Jetzt wird es interessant. Wenn du anfängst nachzudenken, dann kommt etwas aus dem Verstand. Genug Geld, mehr Sicherheit, eine größere Freiheit, eine Umgebung von gesunden Bäumen, liebevolle Menschen. Es kommt das, was du dir jetzt überlegst. Du bist jetzt auch schon voreingenommen durch Dante. Dein Verstand kann sich aber an das Paradies nicht erinnern. Er erinnert sich nur an das, was er schon kennt. Dein Verstand kennt dich gut und macht dir ein paar Vorschläge aus seiner „Bibliothek der erinnerten Erlebnisse oder Bücher“. Du überlegst dir etwas und stimmst zu oder lehnst ab.

Wie wäre es, wenn du nicht nachdenken würdest über die drei Dinge aus deinem Paradies. Wie wäre es, wenn du auf einen entsprechenden Traum wartest.
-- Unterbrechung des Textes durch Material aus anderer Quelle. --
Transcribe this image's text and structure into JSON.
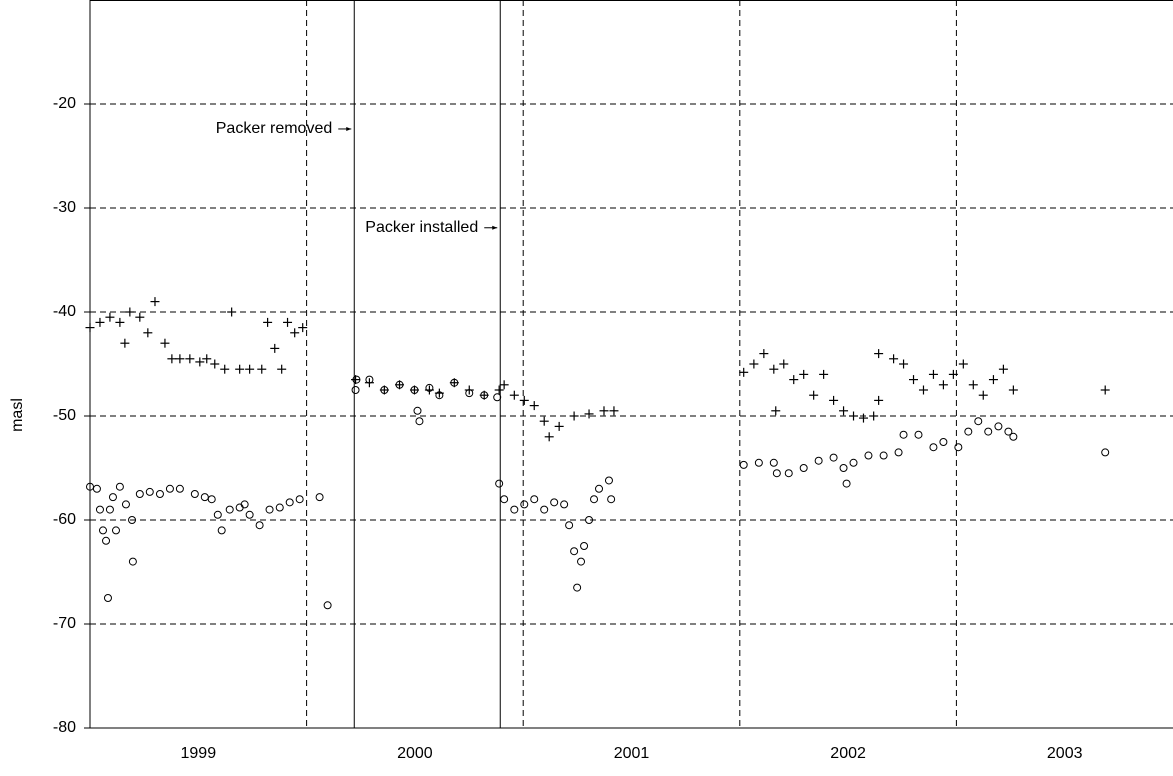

Dann hast du Ergebnisse aus deinem Unterbewusstsein oder dem kollektiven Unbewussten. Oder du gehst in die Stille und meditierst. Das habe ich gemacht und war überrascht.  Oder du bittest die drei Dinge aus dem Paradies, dass sie sich in den nächsten Wochen in deinem Alltag einfach zeigen.
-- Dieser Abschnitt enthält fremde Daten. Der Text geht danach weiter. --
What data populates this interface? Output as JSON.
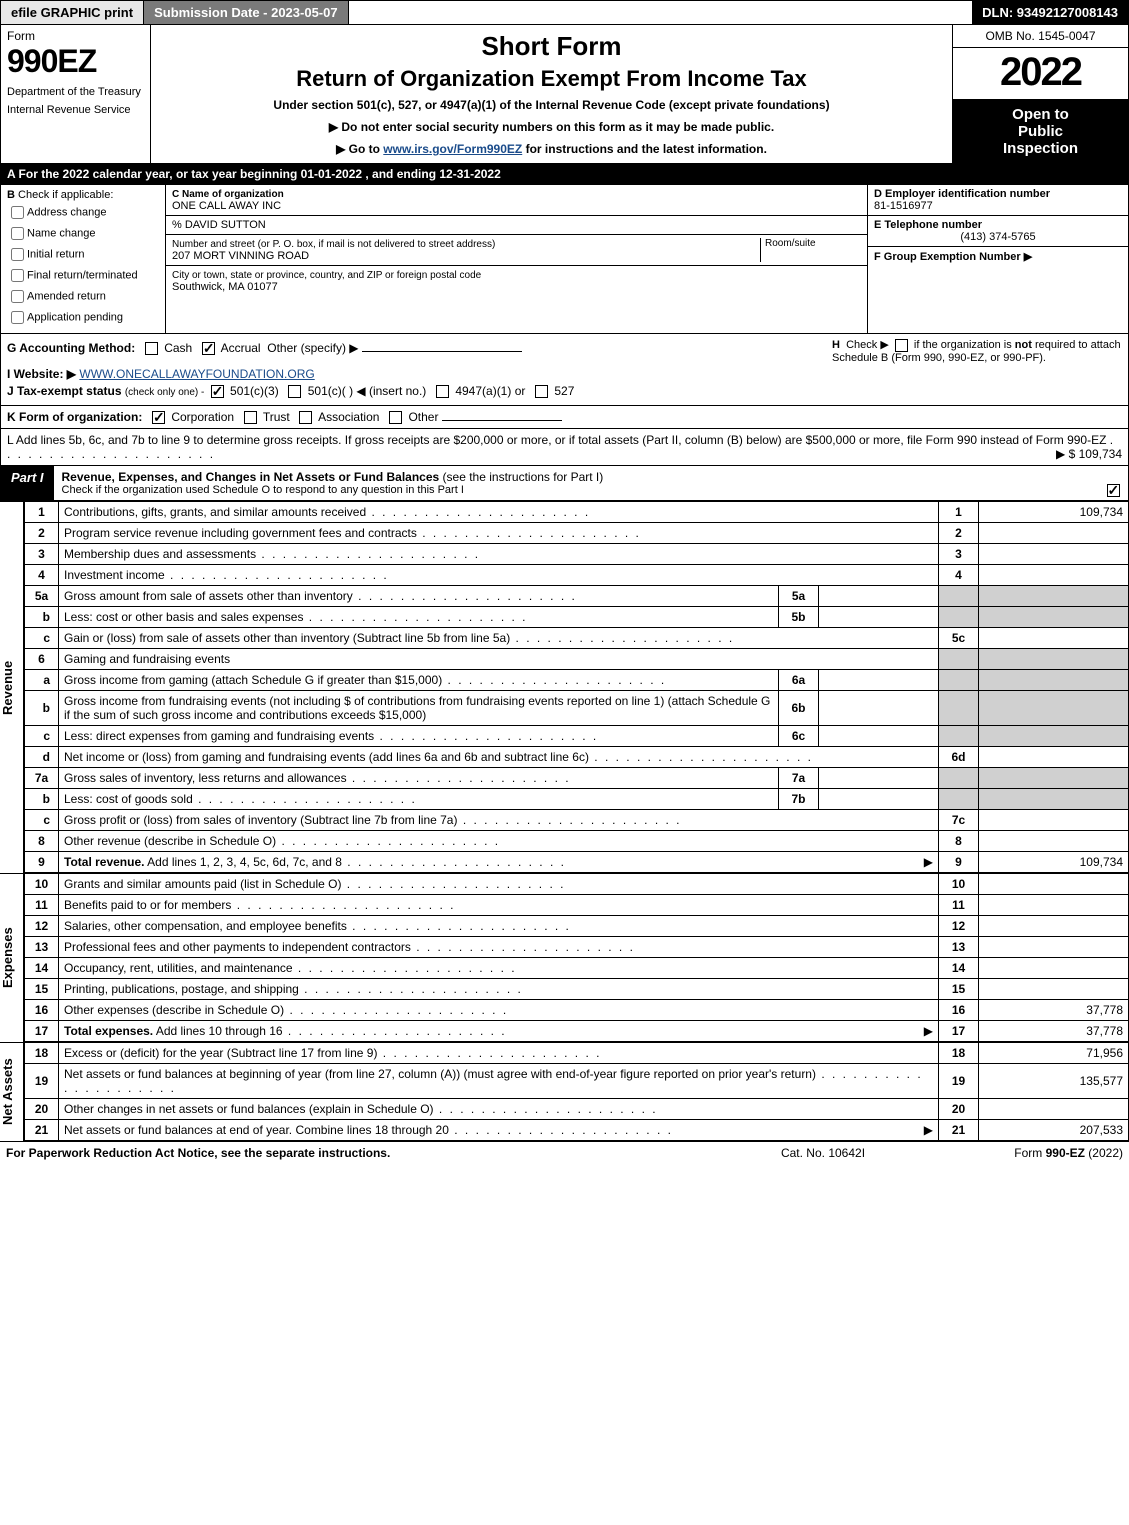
{
  "topbar": {
    "efile": "efile GRAPHIC print",
    "submission": "Submission Date - 2023-05-07",
    "dln": "DLN: 93492127008143"
  },
  "header": {
    "form_word": "Form",
    "form_num": "990EZ",
    "dept1": "Department of the Treasury",
    "dept2": "Internal Revenue Service",
    "short": "Short Form",
    "return": "Return of Organization Exempt From Income Tax",
    "under": "Under section 501(c), 527, or 4947(a)(1) of the Internal Revenue Code (except private foundations)",
    "instr1_pre": "▶ Do not enter social security numbers on this form as it may be made public.",
    "instr2_pre": "▶ Go to ",
    "instr2_link": "www.irs.gov/Form990EZ",
    "instr2_post": " for instructions and the latest information.",
    "omb": "OMB No. 1545-0047",
    "year": "2022",
    "inspect1": "Open to",
    "inspect2": "Public",
    "inspect3": "Inspection"
  },
  "sectionA": "A  For the 2022 calendar year, or tax year beginning 01-01-2022 , and ending 12-31-2022",
  "boxB": {
    "label": "B",
    "check_if": "Check if applicable:",
    "opts": [
      "Address change",
      "Name change",
      "Initial return",
      "Final return/terminated",
      "Amended return",
      "Application pending"
    ]
  },
  "boxC": {
    "name_lbl": "C Name of organization",
    "name": "ONE CALL AWAY INC",
    "pct": "% DAVID SUTTON",
    "street_lbl": "Number and street (or P. O. box, if mail is not delivered to street address)",
    "room_lbl": "Room/suite",
    "street": "207 MORT VINNING ROAD",
    "city_lbl": "City or town, state or province, country, and ZIP or foreign postal code",
    "city": "Southwick, MA  01077"
  },
  "boxD": {
    "ein_lbl": "D Employer identification number",
    "ein": "81-1516977",
    "tel_lbl": "E Telephone number",
    "tel": "(413) 374-5765",
    "grp_lbl": "F Group Exemption Number  ▶"
  },
  "g": {
    "label": "G Accounting Method:",
    "cash": "Cash",
    "accrual": "Accrual",
    "other": "Other (specify) ▶"
  },
  "h": {
    "label": "H",
    "text1": "Check ▶",
    "text2": "if the organization is ",
    "not": "not",
    "text3": " required to attach Schedule B (Form 990, 990-EZ, or 990-PF)."
  },
  "i": {
    "label": "I Website: ▶",
    "url": "WWW.ONECALLAWAYFOUNDATION.ORG"
  },
  "j": {
    "label": "J Tax-exempt status",
    "small": "(check only one) -",
    "o1": "501(c)(3)",
    "o2": "501(c)(   ) ◀ (insert no.)",
    "o3": "4947(a)(1) or",
    "o4": "527"
  },
  "k": {
    "label": "K Form of organization:",
    "o1": "Corporation",
    "o2": "Trust",
    "o3": "Association",
    "o4": "Other"
  },
  "l": {
    "text": "L Add lines 5b, 6c, and 7b to line 9 to determine gross receipts. If gross receipts are $200,000 or more, or if total assets (Part II, column (B) below) are $500,000 or more, file Form 990 instead of Form 990-EZ",
    "amount": "▶ $ 109,734"
  },
  "part1": {
    "tab": "Part I",
    "title": "Revenue, Expenses, and Changes in Net Assets or Fund Balances",
    "title_sub": "(see the instructions for Part I)",
    "check_line": "Check if the organization used Schedule O to respond to any question in this Part I"
  },
  "revenue_lines": [
    {
      "n": "1",
      "desc": "Contributions, gifts, grants, and similar amounts received",
      "box": "1",
      "val": "109,734"
    },
    {
      "n": "2",
      "desc": "Program service revenue including government fees and contracts",
      "box": "2",
      "val": ""
    },
    {
      "n": "3",
      "desc": "Membership dues and assessments",
      "box": "3",
      "val": ""
    },
    {
      "n": "4",
      "desc": "Investment income",
      "box": "4",
      "val": ""
    },
    {
      "n": "5a",
      "desc": "Gross amount from sale of assets other than inventory",
      "mbox": "5a",
      "mval": "",
      "shade": true
    },
    {
      "n": "b",
      "desc": "Less: cost or other basis and sales expenses",
      "mbox": "5b",
      "mval": "",
      "shade": true
    },
    {
      "n": "c",
      "desc": "Gain or (loss) from sale of assets other than inventory (Subtract line 5b from line 5a)",
      "box": "5c",
      "val": ""
    },
    {
      "n": "6",
      "desc": "Gaming and fundraising events",
      "noboxes": true,
      "shade": true
    },
    {
      "n": "a",
      "desc": "Gross income from gaming (attach Schedule G if greater than $15,000)",
      "mbox": "6a",
      "mval": "",
      "shade": true
    },
    {
      "n": "b",
      "desc_multi": "Gross income from fundraising events (not including $                           of contributions from fundraising events reported on line 1) (attach Schedule G if the sum of such gross income and contributions exceeds $15,000)",
      "mbox": "6b",
      "mval": "",
      "shade": true
    },
    {
      "n": "c",
      "desc": "Less: direct expenses from gaming and fundraising events",
      "mbox": "6c",
      "mval": "",
      "shade": true
    },
    {
      "n": "d",
      "desc": "Net income or (loss) from gaming and fundraising events (add lines 6a and 6b and subtract line 6c)",
      "box": "6d",
      "val": ""
    },
    {
      "n": "7a",
      "desc": "Gross sales of inventory, less returns and allowances",
      "mbox": "7a",
      "mval": "",
      "shade": true
    },
    {
      "n": "b",
      "desc": "Less: cost of goods sold",
      "mbox": "7b",
      "mval": "",
      "shade": true
    },
    {
      "n": "c",
      "desc": "Gross profit or (loss) from sales of inventory (Subtract line 7b from line 7a)",
      "box": "7c",
      "val": ""
    },
    {
      "n": "8",
      "desc": "Other revenue (describe in Schedule O)",
      "box": "8",
      "val": ""
    },
    {
      "n": "9",
      "desc": "Total revenue. Add lines 1, 2, 3, 4, 5c, 6d, 7c, and 8",
      "box": "9",
      "val": "109,734",
      "bold": true,
      "arrow": true
    }
  ],
  "revenue_label": "Revenue",
  "expense_lines": [
    {
      "n": "10",
      "desc": "Grants and similar amounts paid (list in Schedule O)",
      "box": "10",
      "val": ""
    },
    {
      "n": "11",
      "desc": "Benefits paid to or for members",
      "box": "11",
      "val": ""
    },
    {
      "n": "12",
      "desc": "Salaries, other compensation, and employee benefits",
      "box": "12",
      "val": ""
    },
    {
      "n": "13",
      "desc": "Professional fees and other payments to independent contractors",
      "box": "13",
      "val": ""
    },
    {
      "n": "14",
      "desc": "Occupancy, rent, utilities, and maintenance",
      "box": "14",
      "val": ""
    },
    {
      "n": "15",
      "desc": "Printing, publications, postage, and shipping",
      "box": "15",
      "val": ""
    },
    {
      "n": "16",
      "desc": "Other expenses (describe in Schedule O)",
      "box": "16",
      "val": "37,778"
    },
    {
      "n": "17",
      "desc": "Total expenses. Add lines 10 through 16",
      "box": "17",
      "val": "37,778",
      "bold": true,
      "arrow": true
    }
  ],
  "expense_label": "Expenses",
  "netassets_lines": [
    {
      "n": "18",
      "desc": "Excess or (deficit) for the year (Subtract line 17 from line 9)",
      "box": "18",
      "val": "71,956"
    },
    {
      "n": "19",
      "desc": "Net assets or fund balances at beginning of year (from line 27, column (A)) (must agree with end-of-year figure reported on prior year's return)",
      "box": "19",
      "val": "135,577"
    },
    {
      "n": "20",
      "desc": "Other changes in net assets or fund balances (explain in Schedule O)",
      "box": "20",
      "val": ""
    },
    {
      "n": "21",
      "desc": "Net assets or fund balances at end of year. Combine lines 18 through 20",
      "box": "21",
      "val": "207,533",
      "arrow": true
    }
  ],
  "netassets_label": "Net Assets",
  "footer": {
    "left": "For Paperwork Reduction Act Notice, see the separate instructions.",
    "center": "Cat. No. 10642I",
    "right_pre": "Form ",
    "right_bold": "990-EZ",
    "right_post": " (2022)"
  }
}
Die letzte Idee gefällt mir besonders gut. Ich werde in den kommenden Tagen neben den Meditationserfahrungen aufmerksam sein für das, was mir entgegenkommt. Es wird etwas sein, bei dem mein Herz eine zustimmende Bewegung macht. Es wird sich anfühlen wie Ankommen und es wird sich jeder Bewertung entziehen. Es kann ein Blick in den Sternenhimmel sein, muss es aber nicht. Aber es mag sich so ähnlich anfühlen.

Dir wird also in den nächsten Wochen etwas begegnen das sich anfühlt wie ein Gruß und Entgegenkommen aus dem Paradies. Du wirst es dir nicht erdacht oder ausgesucht haben. Es kann sogar sein, dass es dir sehr vertraut ist, weil es schon immer bei dir war. Dir ist es nur nie aufgefallen, weil du deine Aufmerksamkeit nicht dahin gelenkt hast.

Corona und andere Viren werden uns vermutlich noch lange begleiten. Sie werden unser Leben einschränken und verändern. Wir werden manches als Verlust empfinden und darunter leiden. Das mag so kommen, aber es muss dich nicht beeindrucken. Richtest du deinen Blick auf die Verluste oder auf das, was dir aus dem Paradies geblieben ist?

Vielleicht ist es für dich auch schon zu spät und du hast dich der Erschöpfung und der Resignation hingegeben. Das fände ich bedauerlich. In jedem Menschen gibt es einen verborgenen Schalter, den er betätigen kann. Die ständigen Verluste betrauern oder sich dem Leben wieder zuwenden. Den Schalter betätigen und dich entscheiden kannst du nur selbst. Das kann dir niemand abnehmen. Für beide Richtungen gibt es genügend berechtigte Gründe.

Ich möchte nicht dauerhaft in einer maskierten Welt leben. Ich möchte in das unverhüllte Angesicht der Menschen sehen dürfen und darin die Ebenbildlichkeit Gottes erkennen. Weil mich das stärkt und weil es für mich ein bleibender Teil aus dem Paradies ist.